Por - 19 de novembro de 2021

Poetisa, performer e educadora social, a artista lançou o e-book 'Poéticas Visuais do Asfalto' com apoio financeiro do Programa Aldir Blanc. Segundo a autora, o livro é um "convite à perdição".

“Gostaria que fosse absolutamente desconfortável e, também, que gerasse um horror por tudo ser tão belo”. É dessa forma que Gisberta Kali Abreu, escritora e performer, deseja que as pessoas se sintam ao entrar em contato com o seu mais novo projeto. O livro, escrito por ela, se chama “Poética do Asfalto”, e a partir dele, surgiu um e-book multimídia, intitulado “Poéticas Visuais do Asfalto” e desenvolvido com apoio financeiro do Programa Aldir Blanc, do Estado da Bahia. Trata-se de um “manifesto contrassexual, através de palavras, imagens, tecnologias e corpos em movimentos radicais”. Essa é a descrição que pode ser encontrada no prefácio, escrito por Morgana Poiesis.

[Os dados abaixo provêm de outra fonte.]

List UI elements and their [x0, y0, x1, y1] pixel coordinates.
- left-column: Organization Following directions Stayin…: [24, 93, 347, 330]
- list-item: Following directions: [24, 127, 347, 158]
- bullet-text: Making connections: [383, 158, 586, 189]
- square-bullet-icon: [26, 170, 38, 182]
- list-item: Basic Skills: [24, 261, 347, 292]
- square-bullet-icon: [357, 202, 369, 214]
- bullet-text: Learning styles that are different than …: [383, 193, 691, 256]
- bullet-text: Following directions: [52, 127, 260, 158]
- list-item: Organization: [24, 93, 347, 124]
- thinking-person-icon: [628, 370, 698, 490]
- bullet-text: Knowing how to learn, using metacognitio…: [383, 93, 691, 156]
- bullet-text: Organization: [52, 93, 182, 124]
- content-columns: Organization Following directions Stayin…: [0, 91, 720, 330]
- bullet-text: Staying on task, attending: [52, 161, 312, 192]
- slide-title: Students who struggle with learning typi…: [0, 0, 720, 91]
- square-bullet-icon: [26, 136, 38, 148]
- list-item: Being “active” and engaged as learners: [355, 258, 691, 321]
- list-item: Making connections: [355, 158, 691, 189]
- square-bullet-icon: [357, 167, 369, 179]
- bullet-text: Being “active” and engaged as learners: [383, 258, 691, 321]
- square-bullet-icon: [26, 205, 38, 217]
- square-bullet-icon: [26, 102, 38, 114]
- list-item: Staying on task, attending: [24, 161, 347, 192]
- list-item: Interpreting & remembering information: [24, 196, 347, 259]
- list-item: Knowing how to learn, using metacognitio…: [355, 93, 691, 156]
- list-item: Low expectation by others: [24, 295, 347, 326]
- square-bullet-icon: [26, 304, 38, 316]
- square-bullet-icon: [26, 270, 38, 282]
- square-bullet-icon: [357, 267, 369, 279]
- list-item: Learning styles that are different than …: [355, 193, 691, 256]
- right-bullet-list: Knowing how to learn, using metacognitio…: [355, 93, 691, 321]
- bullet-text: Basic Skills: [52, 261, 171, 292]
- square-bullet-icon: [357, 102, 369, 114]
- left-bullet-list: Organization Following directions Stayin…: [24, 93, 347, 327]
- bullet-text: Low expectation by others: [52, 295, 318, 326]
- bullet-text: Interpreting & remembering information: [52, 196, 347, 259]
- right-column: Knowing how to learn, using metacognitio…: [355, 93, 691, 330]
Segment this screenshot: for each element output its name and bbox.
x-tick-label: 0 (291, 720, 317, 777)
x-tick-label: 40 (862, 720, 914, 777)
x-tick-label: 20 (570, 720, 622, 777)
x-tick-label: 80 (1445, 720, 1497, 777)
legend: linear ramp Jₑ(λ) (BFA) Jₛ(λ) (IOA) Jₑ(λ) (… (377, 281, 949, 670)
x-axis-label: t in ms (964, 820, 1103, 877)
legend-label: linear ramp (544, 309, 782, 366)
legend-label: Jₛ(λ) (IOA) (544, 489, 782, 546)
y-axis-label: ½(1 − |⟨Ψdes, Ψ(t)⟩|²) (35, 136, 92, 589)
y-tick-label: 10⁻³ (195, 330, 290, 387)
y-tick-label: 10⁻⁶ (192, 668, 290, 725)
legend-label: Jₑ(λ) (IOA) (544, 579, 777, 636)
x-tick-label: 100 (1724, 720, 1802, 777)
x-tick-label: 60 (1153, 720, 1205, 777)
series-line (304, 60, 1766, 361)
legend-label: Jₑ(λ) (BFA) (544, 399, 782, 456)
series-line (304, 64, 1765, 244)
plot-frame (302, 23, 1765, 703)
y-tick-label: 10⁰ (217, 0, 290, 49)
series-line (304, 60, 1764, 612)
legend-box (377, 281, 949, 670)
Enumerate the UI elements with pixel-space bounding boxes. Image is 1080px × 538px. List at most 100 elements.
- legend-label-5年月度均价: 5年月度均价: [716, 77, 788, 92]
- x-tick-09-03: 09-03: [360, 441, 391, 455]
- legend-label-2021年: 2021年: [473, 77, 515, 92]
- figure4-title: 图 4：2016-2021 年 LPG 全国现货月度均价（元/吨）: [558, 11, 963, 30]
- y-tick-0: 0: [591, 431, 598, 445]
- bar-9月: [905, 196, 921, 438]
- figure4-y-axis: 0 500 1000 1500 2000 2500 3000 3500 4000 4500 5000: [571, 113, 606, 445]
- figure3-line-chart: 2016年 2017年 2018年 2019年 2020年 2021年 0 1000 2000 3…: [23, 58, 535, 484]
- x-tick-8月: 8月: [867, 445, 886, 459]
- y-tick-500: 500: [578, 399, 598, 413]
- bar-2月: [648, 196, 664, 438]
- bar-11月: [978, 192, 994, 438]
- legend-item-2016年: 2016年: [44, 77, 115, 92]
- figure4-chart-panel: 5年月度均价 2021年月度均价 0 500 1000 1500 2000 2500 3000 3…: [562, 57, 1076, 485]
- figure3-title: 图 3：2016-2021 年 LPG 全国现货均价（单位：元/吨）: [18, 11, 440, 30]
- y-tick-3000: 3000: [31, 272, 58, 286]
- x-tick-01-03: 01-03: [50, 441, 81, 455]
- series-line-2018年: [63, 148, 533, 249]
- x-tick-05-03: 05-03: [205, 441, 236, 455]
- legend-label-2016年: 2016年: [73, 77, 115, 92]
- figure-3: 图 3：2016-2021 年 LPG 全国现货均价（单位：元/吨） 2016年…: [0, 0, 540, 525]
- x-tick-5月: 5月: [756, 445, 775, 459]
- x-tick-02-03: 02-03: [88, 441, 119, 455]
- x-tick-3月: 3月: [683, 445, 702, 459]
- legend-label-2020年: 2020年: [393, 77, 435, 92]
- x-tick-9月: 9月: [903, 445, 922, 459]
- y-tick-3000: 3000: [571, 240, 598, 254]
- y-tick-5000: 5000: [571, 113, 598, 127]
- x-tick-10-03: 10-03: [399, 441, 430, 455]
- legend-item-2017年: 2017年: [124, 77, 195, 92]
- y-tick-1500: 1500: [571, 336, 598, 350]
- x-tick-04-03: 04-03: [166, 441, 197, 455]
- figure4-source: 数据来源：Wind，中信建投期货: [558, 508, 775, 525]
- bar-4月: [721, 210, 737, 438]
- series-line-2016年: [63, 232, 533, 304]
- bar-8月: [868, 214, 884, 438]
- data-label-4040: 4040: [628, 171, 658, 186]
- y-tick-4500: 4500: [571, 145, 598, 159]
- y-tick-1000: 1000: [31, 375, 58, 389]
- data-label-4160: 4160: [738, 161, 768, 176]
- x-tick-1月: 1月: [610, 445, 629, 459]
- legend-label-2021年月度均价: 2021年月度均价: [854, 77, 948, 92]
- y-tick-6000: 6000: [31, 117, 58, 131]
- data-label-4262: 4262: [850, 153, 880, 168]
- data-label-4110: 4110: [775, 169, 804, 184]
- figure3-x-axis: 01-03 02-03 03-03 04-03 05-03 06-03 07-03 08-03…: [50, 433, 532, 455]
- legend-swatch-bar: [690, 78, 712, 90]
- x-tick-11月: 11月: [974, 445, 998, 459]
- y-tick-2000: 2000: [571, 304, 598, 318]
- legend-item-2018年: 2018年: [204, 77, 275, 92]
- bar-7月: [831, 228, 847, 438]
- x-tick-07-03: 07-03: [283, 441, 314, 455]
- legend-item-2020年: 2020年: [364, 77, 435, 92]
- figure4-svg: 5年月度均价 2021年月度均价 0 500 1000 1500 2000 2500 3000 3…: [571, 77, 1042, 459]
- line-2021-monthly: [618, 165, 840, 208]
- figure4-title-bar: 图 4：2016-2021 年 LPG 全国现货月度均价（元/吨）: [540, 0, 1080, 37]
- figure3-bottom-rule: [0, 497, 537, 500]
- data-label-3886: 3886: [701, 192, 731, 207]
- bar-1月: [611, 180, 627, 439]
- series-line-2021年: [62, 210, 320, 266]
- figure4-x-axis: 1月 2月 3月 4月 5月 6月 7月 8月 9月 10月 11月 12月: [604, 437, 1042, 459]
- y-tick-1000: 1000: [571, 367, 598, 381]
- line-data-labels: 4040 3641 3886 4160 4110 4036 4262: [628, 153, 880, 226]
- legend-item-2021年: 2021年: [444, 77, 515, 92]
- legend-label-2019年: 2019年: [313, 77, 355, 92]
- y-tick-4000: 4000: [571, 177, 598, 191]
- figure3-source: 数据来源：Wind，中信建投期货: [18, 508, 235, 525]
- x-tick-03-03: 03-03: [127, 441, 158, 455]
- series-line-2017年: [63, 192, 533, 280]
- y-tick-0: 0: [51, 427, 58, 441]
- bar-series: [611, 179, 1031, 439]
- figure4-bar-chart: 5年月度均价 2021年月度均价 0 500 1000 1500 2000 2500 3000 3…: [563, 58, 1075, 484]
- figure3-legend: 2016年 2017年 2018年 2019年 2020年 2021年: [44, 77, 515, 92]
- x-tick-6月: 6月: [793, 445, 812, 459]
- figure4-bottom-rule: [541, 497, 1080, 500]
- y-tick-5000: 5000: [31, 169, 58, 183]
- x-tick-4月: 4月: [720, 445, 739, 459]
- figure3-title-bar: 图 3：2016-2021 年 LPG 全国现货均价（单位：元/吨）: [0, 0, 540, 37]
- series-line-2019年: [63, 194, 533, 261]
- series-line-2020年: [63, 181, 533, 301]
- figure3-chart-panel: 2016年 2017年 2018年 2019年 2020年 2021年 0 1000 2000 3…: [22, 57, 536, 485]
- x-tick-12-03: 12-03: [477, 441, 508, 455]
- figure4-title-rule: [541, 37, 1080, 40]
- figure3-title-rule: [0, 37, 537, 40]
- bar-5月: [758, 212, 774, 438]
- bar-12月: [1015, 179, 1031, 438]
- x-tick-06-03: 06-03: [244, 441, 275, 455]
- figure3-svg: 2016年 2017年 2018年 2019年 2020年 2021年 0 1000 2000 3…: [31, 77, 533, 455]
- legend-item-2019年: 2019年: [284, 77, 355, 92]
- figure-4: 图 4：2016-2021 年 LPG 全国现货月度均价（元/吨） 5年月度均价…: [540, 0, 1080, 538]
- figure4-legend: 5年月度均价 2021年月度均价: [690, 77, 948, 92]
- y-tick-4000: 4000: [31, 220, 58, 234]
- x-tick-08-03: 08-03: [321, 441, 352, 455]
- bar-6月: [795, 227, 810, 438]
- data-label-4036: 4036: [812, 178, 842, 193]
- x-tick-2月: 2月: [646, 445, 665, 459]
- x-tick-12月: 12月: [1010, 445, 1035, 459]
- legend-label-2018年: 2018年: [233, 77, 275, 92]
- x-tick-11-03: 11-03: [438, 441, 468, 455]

Além de poetisa, Gisberta é graduanda do Curso de Letras Vernáculas, na Universidade Estadual do Sudoeste da Bahia (Uesb), integrante do coletivo LGBTQIAP+ Vagalumes e educadora social na Prefeitura Municipal de Vitória da Conquista (PMVC). De acordo com a escritora, o e-book surgiu a partir de “uma fome”. Ela se uniu a outros artistas para construir de forma colaborativa a obra. Fizeram parte do projeto multimídia: Morgana Poiesis, Ambrosina Daguerre, George Neri e Thiago Suiten.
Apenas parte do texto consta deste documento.